The strange mystery of “Why him?” or “Why her?” is for Schopenhauer a matter of instinct.  Namely, “we are not free to fall in love with everyone because we cannot produce healthy children with everyone… our will to life drives us towards people who will raise out chances of producing beautiful and intelligent offspring, and repulses us away from those who lower these same chances.”

The philosopher also concludes, bleakly, [in de Botton’s interpretation] that “the person who is highly suitable for our child is almost never (though we cannot realize it at the time because we have been blindfolded by the will-to-life) very suitable for us.”

To those who would offer exceptions to this rule, Schopenhauer would respond, “that convenience and passionate love should go hand in hand is the rarest stroke of good fortune.”

In short, as Schopenhauer regarded intense coupling, “The coming generation is provided for at the expense of the present.”

While many may no doubt find such views a bit severe, and perhaps colored by the author’s own ill-fate in love, it’s hard not to notice how they offer a sort of consolation in the vein of Seneca’s stoic acceptance, a reminder of how often human expectations for what will and should be are at odds with how they are. 

"Consolation for Difficulties," featuring Nietzsche, brilliantly opens with this passage:
Few philosophers have thought highly of feeling wretched. A wise life has traditionally been associated with an attempt to reduce suffering: anxiety, despair, anger, self-contempt and heartache.
Then again, pointed out Friedrich Nietzsche, the majority of philosophers have always been ‘cabbage-heads.’

Nietzsche seems born for his particular brand of thinking, concluding relatively early in his scholarly life, influenced heavily by the work of Schopenhauer, that the greatest suffering is caused by pleasure-seeking; better to simply, through abstinence, aim to mitigate pain by embracing some measure of the inevitable discomfort of living. The goal here is obviously not enjoyment, but to preserve some measure of sanity which for Nietzsche is at odds with attempts to gain pleasure.  
“the harder we try to enjoy [life], the more enslaved we are by it, and so we [should] discard the goods of life and practice abstinence.”

This is not to imply that the philosopher successfully followed his own advice consistently (his death results from an unfortunate case of syphilis most certainly contracted in a Cologne brothel).  Periods of apparent simplicity and abstinence were frequently interrupted by violent pinnings for women who consistently rejected him - perhaps on account of the large mustache he wore, which appeared like the pelt of a small mammal, or perhaps because he was often painfully shy. 

As his thinking developed, so did a deep understanding of the inextricable link between joy and pain, pleasure and displeasure.
What if pleasure and displeasure were so tied together that whoever wanted to have as much as possible of one must also have as much as possible of the other… you have the choice: either as little displeasure as possible, painlessness in brief… or as much displeasure as possible as the price for the growth of an abundance of subtle pleasures and joys that have rarely been relished yet? If you decide for the former and desire to diminish and lower the level of human pain, you also have to diminish and lower the level of their capacity for joy.

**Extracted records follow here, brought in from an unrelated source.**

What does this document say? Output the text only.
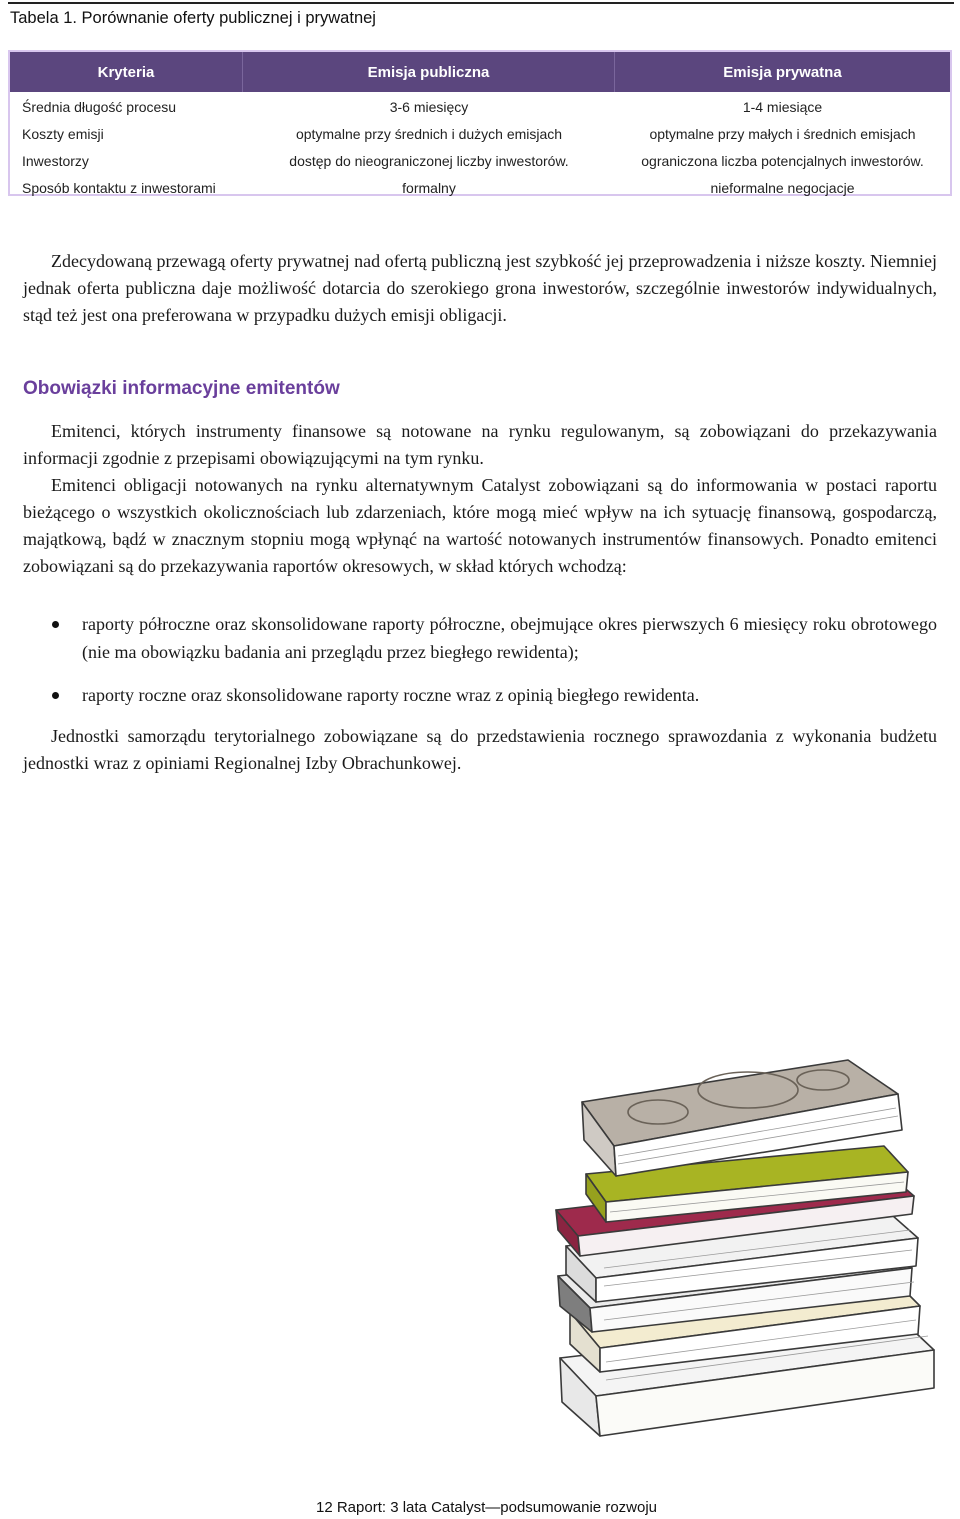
Tabela 1. Porównanie oferty publicznej i prywatnej
Kryteria	Emisja publiczna	Emisja prywatna
Średnia długość procesu	3-6 miesięcy	1-4 miesiące
Koszty emisji	optymalne przy średnich i dużych emisjach	optymalne przy małych i średnich emisjach
Inwestorzy	dostęp do nieograniczonej liczby inwestorów.	ograniczona liczba potencjalnych inwestorów.
Sposób kontaktu z inwestorami	formalny	nieformalne negocjacje
Zdecydowaną przewagą oferty prywatnej nad ofertą publiczną jest szybkość jej przeprowadzenia i niższe koszty. Niemniej jednak oferta publiczna daje możliwość dotarcia do szerokiego grona inwestorów, szczególnie inwestorów indywidualnych, stąd też jest ona preferowana w przypadku dużych emisji obligacji.
Obowiązki informacyjne emitentów
Emitenci, których instrumenty finansowe są notowane na rynku regulowanym, są zobowiązani do przekazywania informacji zgodnie z przepisami obowiązującymi na tym rynku.
Emitenci obligacji notowanych na rynku alternatywnym Catalyst zobowiązani są do informowania w postaci raportu bieżącego o wszystkich okolicznościach lub zdarzeniach, które mogą mieć wpływ na ich sytuację finansową, gospodarczą, majątkową, bądź w znacznym stopniu mogą wpłynąć na wartość notowanych instrumentów finansowych. Ponadto emitenci zobowiązani są do przekazywania raportów okresowych, w skład których wchodzą:
raporty półroczne oraz skonsolidowane raporty półroczne, obejmujące okres pierwszych 6 miesięcy roku obrotowego (nie ma obowiązku badania ani przeglądu przez biegłego rewidenta);
raporty roczne oraz skonsolidowane raporty roczne wraz z opinią biegłego rewidenta.
Jednostki samorządu terytorialnego zobowiązane są do przedstawienia rocznego sprawozdania z wykonania budżetu jednostki wraz z opiniami Regionalnej Izby Obrachunkowej.
12 Raport: 3 lata Catalyst—podsumowanie rozwoju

Very much a philosopher “of the mountains,” (for seven summers, he rented a cheap room in the mountains of southeastern Switzerland, which he felt to be “his real home.”) Nietzsche drew an analogy from his favorite surroundings to support his view on the duality of human experience:

When we behold those deeply-furrowed hollows in which glaciers have lain, we think it hardly possible that a time will come when a wooded, grassy valley, watered by streams, will spread itself out upon the same spot.  So, it is, too, in the history of mankind: the most savage forces beat a path, and are mainly destructive; but their work was none-the-less necessary, in order that later a gentler civilization might raise its house.  The frightful energies - those which are called evil - are the cyclopean architects and road makers of humanity.

His unfortunate death followed a state of rapidly debilitating madness that left him under care of his mother and sister. In reflecting on his work and those of his fellows across time and space, de Botton concludes with this potent truth, simple enough, but so difficult for human beings to fully understand:
“Not everything which makes us feel better is good for us.  Not everything which hurts may be bad.”  
Here’s a lesson for toddlers and five-year-olds (put the candy down, finish your broccoli, close your eyes even though you would dance and giggle all night), and yet even the most thoughtful among us may spend lifetimes learning what it really means.